“What a naughty boy to swear!” exclaimed the widow at last. “Now I must give you a lecture since I have the chance.”
“Bless her mischievous eyes!” cried the major, with delight in every feature of his face. “You shall give me as many lectures as you plase.”
“You must be good, then, Toby, if you are to be my husband. You must not play billiards for money any more.”
“No billiards! Why, pool is worth three or four pound a wake to me.”
“It doesn’t matter. No billiards and no cards, and no racing and no betting. Toby must be very good and behave as a distinguished soldier should do.”
“What are you afther at all?” the major cried. “Sure if I am to give up me pool and whist, how is a distinguished soldier, and, above all, a distinguished soldier’s wife, going to live?”
“We’ll manage, dear,” she said, looking roguishly up into his face.
“I told you that my money was all in the Agra Bank that broke.”
“You did, worse luck!”
“But I didn’t tell you that I had drawn it all out before it broke, Toby dear. It was too bad to put you to such a trial, wasn’t it? but really I couldn’t resist the temptation. Toby shall have money enough without betting, and he shall settle down and tell his stories, and do what he likes without anything to bother him.”
“Bless her heart!” cried the major fervently; and the battered old Bohemian, as he stooped over and kissed her, felt a tear spring to his eyes as he knew that he had come into harbour after life’s stormy tossings.
“No billiards or cards for three months, then,” said the little woman firmly, with her hands round his arm. “None at all mind! I am going into Hampshire on a visit to my cousins in the country, and you shall not see me for that time, though you may write. If you can give me your word of honour when I come back that you’ve given up your naughty ways, why then—”

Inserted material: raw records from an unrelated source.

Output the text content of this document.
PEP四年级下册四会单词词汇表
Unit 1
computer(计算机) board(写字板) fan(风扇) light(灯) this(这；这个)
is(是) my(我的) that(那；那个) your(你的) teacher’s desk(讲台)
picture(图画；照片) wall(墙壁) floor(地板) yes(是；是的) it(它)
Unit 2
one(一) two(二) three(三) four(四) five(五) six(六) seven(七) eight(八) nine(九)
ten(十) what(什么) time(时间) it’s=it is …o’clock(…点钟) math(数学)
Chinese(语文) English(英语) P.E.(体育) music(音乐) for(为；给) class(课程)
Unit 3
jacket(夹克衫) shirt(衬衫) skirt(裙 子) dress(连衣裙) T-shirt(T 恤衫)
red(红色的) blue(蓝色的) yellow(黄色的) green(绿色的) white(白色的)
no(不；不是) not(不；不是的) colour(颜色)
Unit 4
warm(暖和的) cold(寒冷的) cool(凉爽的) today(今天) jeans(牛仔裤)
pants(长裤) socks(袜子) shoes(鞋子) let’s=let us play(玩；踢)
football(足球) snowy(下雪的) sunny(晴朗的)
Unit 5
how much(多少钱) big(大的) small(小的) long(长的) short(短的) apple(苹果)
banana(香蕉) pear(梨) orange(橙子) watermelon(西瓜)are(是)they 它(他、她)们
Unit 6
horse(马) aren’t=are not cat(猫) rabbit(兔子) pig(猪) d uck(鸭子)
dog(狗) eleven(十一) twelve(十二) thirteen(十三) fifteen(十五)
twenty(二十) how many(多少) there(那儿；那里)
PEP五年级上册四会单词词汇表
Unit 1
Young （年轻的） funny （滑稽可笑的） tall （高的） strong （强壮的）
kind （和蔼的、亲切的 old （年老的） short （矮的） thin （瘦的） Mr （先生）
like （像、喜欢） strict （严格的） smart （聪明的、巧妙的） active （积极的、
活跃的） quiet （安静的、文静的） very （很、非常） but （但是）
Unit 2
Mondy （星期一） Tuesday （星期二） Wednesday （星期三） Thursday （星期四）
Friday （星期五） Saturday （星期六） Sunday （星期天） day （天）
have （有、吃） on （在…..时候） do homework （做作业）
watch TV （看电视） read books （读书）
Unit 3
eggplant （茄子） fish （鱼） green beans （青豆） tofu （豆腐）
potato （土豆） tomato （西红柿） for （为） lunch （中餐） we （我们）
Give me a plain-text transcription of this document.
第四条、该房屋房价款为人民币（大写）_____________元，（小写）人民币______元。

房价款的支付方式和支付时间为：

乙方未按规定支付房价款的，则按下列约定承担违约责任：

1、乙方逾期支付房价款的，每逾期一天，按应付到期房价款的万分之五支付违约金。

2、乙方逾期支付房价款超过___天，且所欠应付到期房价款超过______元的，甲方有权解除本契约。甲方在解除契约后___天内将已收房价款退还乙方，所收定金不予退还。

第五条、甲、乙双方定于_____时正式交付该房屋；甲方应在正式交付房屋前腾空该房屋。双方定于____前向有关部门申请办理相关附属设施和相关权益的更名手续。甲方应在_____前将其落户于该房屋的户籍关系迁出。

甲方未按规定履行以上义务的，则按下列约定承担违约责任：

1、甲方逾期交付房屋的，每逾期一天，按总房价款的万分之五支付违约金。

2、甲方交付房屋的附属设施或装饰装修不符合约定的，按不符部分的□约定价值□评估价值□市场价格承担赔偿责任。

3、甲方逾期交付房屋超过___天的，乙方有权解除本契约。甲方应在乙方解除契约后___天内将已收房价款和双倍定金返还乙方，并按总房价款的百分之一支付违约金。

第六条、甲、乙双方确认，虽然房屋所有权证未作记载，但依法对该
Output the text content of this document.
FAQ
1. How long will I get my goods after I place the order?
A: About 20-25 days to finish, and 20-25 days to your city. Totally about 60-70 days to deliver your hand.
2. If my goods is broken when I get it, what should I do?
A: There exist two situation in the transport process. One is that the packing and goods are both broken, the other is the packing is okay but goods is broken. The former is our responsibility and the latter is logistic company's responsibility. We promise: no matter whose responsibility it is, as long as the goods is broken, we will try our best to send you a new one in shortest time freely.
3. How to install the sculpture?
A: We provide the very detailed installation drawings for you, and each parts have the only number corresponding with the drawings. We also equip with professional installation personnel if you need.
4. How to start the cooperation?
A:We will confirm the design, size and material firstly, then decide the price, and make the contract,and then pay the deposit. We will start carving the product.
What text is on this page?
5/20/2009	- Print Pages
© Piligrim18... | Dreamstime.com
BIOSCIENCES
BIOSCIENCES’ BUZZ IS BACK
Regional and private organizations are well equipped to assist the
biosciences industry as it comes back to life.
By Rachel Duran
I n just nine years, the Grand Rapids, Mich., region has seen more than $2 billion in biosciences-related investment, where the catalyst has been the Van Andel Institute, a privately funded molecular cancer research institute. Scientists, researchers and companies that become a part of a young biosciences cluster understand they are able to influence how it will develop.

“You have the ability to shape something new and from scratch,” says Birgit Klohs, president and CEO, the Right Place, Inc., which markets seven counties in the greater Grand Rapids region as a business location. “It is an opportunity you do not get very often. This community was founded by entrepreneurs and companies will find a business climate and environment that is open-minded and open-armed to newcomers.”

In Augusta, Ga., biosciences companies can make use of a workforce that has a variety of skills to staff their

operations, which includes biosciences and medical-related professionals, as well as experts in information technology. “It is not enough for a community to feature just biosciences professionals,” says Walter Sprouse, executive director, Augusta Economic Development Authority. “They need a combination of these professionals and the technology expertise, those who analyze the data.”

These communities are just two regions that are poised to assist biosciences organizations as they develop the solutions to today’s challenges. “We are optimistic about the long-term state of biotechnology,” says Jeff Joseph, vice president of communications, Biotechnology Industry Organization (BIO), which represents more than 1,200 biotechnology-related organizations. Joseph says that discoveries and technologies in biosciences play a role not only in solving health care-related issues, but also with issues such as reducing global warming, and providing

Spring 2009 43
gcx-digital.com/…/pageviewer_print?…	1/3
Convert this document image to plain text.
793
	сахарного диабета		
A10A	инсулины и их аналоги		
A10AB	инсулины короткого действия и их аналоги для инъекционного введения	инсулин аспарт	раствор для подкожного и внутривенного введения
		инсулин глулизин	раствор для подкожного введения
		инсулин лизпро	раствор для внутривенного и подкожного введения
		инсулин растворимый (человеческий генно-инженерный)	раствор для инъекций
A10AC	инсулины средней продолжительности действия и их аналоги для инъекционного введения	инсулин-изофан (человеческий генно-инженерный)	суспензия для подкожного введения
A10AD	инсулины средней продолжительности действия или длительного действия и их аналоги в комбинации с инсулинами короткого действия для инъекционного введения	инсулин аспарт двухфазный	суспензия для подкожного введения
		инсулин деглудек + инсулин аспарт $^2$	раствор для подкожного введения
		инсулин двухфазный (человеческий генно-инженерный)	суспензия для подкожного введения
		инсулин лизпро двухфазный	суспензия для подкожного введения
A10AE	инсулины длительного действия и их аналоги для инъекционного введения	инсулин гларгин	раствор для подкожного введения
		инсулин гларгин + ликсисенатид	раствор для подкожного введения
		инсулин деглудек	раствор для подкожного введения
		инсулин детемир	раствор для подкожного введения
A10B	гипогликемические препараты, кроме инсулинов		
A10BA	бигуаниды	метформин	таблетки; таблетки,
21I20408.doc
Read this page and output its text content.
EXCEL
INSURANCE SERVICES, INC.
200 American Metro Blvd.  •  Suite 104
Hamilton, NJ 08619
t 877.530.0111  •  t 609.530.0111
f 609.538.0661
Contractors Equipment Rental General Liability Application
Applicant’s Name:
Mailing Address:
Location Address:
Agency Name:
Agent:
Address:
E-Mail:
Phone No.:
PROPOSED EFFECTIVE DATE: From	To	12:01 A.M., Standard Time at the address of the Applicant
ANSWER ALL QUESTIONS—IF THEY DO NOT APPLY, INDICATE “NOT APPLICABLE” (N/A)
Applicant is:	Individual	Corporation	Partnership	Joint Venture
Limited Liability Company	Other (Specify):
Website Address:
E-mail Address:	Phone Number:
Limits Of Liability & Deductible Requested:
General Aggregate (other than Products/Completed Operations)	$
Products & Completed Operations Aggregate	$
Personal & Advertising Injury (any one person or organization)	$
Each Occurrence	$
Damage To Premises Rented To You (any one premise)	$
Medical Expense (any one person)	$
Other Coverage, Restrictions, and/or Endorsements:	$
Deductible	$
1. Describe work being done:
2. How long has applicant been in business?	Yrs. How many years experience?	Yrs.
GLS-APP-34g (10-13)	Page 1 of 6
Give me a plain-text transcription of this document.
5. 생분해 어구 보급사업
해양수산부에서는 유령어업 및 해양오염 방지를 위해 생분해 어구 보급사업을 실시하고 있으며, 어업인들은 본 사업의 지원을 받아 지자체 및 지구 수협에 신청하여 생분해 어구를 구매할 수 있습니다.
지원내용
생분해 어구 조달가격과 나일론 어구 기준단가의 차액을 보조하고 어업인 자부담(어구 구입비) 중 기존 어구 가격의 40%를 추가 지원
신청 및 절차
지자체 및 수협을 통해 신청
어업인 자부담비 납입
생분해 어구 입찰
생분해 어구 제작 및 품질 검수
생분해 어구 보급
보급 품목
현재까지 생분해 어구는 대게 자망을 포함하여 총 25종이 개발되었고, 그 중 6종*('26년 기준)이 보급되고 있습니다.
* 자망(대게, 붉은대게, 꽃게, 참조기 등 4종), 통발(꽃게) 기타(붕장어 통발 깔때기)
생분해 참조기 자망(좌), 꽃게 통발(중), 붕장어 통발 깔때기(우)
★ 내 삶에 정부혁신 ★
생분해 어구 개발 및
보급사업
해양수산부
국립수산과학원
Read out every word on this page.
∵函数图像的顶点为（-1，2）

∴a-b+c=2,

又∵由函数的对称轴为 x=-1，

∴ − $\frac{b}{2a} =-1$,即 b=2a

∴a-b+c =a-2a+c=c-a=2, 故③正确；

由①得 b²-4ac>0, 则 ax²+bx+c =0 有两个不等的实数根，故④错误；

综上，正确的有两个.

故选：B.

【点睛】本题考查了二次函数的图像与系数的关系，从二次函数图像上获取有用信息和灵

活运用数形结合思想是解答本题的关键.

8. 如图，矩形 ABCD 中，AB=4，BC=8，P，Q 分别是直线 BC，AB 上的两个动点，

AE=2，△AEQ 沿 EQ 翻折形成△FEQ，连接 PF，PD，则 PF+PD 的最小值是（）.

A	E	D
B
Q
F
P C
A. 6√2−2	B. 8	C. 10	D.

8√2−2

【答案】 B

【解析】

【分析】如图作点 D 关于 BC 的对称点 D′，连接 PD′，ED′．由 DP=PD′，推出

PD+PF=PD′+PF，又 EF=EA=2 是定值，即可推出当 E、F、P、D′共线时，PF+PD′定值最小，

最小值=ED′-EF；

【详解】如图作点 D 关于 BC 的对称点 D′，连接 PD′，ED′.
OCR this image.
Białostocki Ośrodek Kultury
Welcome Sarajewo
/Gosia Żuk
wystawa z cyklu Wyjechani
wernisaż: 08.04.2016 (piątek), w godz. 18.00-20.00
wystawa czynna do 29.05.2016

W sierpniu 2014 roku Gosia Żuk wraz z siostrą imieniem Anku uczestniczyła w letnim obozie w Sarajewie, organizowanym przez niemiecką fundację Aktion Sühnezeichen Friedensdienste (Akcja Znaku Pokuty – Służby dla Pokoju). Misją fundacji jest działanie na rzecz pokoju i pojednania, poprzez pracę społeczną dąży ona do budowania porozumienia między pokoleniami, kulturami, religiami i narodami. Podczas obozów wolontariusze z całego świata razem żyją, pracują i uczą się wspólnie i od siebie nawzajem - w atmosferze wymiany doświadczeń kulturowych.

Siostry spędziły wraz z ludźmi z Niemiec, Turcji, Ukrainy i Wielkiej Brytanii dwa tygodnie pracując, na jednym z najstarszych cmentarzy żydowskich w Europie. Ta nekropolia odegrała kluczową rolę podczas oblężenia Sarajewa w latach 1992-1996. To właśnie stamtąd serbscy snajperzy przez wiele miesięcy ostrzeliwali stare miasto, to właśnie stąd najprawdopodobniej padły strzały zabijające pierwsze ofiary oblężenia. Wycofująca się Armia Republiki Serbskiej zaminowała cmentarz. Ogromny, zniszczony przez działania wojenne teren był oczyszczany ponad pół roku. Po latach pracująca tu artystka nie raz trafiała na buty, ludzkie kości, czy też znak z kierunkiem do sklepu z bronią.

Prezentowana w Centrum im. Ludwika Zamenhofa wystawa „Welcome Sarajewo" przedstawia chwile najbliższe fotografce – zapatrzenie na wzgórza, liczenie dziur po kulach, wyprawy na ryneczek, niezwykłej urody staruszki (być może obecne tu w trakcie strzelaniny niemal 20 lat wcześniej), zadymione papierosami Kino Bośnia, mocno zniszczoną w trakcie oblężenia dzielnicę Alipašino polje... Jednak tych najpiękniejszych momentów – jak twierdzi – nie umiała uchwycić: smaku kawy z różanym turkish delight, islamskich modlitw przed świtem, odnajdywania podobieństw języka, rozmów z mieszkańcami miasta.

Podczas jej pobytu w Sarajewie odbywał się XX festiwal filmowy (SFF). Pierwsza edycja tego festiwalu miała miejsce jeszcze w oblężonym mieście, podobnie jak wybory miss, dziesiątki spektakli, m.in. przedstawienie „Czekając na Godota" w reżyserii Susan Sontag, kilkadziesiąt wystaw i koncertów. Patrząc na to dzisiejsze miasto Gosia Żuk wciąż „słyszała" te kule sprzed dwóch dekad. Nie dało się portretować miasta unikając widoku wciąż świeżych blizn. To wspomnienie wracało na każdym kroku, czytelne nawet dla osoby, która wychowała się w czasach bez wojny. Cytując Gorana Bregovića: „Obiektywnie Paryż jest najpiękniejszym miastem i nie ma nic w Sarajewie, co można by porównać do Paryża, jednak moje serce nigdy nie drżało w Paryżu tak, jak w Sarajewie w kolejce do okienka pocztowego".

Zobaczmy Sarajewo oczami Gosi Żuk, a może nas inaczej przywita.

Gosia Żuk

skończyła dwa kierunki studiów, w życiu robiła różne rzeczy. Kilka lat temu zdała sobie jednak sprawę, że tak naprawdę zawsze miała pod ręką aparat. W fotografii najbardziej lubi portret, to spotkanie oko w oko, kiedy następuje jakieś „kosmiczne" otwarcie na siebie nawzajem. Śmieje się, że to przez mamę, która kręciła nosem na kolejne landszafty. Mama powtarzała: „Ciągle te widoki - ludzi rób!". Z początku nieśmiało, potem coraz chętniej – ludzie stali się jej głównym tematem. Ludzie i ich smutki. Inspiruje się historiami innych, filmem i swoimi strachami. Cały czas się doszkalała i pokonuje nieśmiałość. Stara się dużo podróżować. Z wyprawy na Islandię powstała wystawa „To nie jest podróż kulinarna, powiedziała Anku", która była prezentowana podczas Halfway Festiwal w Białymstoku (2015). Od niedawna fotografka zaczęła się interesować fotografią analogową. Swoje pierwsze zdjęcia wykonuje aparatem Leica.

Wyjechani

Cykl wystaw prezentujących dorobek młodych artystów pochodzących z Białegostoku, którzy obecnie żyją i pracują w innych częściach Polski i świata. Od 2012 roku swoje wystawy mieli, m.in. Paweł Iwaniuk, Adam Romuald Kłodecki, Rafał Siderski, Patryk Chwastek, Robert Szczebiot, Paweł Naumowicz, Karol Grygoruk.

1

“Wait till then and you’ll see,” she said, with a merry laugh. “No, really, I won’t stay another moment. Whatever will the guests say? I must, Toby; I really must—” Away she tripped, while the major remained standing where she had left him, feeling a better man than he had done since he was a young ensign and kissed his mother for the last time at the Portsmouth jetty before the great transport carried him off to India.
Everything in the world must have an end, and Mrs. Scully’s dance was no exception to the rule. The day was breaking, however, before the last guests had muffled themselves up and the last hansom dashed away from the door. The major lingered behind to bid farewell, and then rejoined his German friend, who had been compelled to wait at the door for the latchkey.
“Look here, major,” the latter said, when they came into their room, “is it well to tell a Brussian gentleman to go to the devil? You have much offended me. Truly I was surprised that you should have so spoken!”
“Me dear friend,” the old soldier answered, shaking his hand, “I would not hurt your feelings for the world. Bedad, if I come into the room while you are proposing to a lady, you are welcome to use the strongest German verb to me that you can lay your tongue to.”
“You have probosed, then?” cried the good-natured German, forgetting all about his grievance in an instant.
“And been took—received by her?”
“Dat Is gloriful!” Von Baumser cried, clapping his hands. “Three hochs for Frau Scully, and another one for Frau Clutterbuck. We must drink a drink on it; we truly must.”
“So we shall, me boy, but it’s time we turned in now. She’s a good woman, and she plays a good hand at whist. Ged! she cleared the trumps and made her long suit to-night as well as ever I saw it done in me life!” With which characteristic piece of eulogy the major bade his comrade good night and retired to his room.